Search code examples
pythonnumpypython-itertools

Split a list into increasing sequences using itertools


I have a list with mixed sequences like

[1,2,3,4,5,2,3,4,1,2]

I want to know how I can use itertools to split the list into increasing sequences cutting the list at decreasing points. For instance the above would output

[[1, 2, 3, 4, 5], [2, 3, 4], [1, 2]]

this has been obtained by noting that the sequence decreases at 2 so we cut the first bit there and another decrease is at one cutting again there.

Another example is with the sequence

[3,2,1]

the output should be

[[3], [2], [1]]

In the event that the given sequence is increasing we return the same sequence. For example

[1,2,3]

returns the same result. i.e

[[1, 2, 3]]

For a repeating list like

[ 1, 2,2,2, 1, 2, 3, 3, 1,1,1, 2, 3, 4, 1, 2, 3, 4, 5, 6]

the output should be

[[1, 2, 2, 2], [1, 2, 3, 3], [1, 1, 1, 2, 3, 4], [1, 2, 3, 4, 5, 6]]

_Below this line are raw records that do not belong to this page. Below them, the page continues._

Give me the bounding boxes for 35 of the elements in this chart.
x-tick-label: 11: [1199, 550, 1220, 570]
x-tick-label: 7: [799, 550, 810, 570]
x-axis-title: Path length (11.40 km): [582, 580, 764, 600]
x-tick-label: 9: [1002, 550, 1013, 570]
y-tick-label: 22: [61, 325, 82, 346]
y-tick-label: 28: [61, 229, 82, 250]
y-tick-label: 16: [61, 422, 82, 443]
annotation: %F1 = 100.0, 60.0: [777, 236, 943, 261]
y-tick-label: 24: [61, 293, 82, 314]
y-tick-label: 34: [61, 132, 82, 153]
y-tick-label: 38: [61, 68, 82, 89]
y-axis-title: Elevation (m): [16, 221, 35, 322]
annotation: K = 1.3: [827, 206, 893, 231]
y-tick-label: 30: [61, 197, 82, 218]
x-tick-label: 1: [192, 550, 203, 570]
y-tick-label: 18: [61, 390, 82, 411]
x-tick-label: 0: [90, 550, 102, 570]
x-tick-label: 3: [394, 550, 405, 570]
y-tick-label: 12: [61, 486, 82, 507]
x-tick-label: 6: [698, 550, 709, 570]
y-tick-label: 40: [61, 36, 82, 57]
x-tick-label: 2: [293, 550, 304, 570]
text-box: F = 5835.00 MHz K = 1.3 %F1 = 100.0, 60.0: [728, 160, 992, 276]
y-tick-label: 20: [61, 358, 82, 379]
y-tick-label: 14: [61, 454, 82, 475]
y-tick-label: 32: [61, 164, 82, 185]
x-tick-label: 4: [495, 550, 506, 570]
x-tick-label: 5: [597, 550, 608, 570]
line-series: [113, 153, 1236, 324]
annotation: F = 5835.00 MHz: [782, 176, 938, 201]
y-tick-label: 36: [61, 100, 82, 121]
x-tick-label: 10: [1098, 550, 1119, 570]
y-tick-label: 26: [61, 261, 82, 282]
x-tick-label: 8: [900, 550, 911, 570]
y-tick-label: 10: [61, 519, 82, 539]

What I did to achieve this is define the following function

def splitter (L):
    result = []
    tmp = 0
    initialPoint=0
    for i in range(len(L)):
       if (L[i] < tmp):
           tmpp = L[initialPoint:i]
           result.append(tmpp)
           initialPoint=i
       tmp = L[i]
    result.append(L[initialPoint:])
    return result

The function is working 100% but what I need is to do the same with itertools so that I can improve efficiency of my code. Is there a way to do this with itertools package to avoid the explicit looping?


Solution

  • With numpy, you can use numpy.split, this requires the index as split positions; since you want to split where the value decreases, you can use numpy.diff to calculate the difference and check where the difference is smaller than zero and use numpy.where to retrieve corresponding indices, an example with the last case in the question:

    import numpy as np
    lst = [ 1, 2,2,2, 1, 2, 3, 3, 1,1,1, 2, 3, 4, 1, 2, 3, 4, 5, 6]
    np.split(lst, np.where(np.diff(lst) < 0)[0] + 1)
    
    # [array([1, 2, 2, 2]),
    #  array([1, 2, 3, 3]),
    #  array([1, 1, 1, 2, 3, 4]),
    #  array([1, 2, 3, 4, 5, 6])]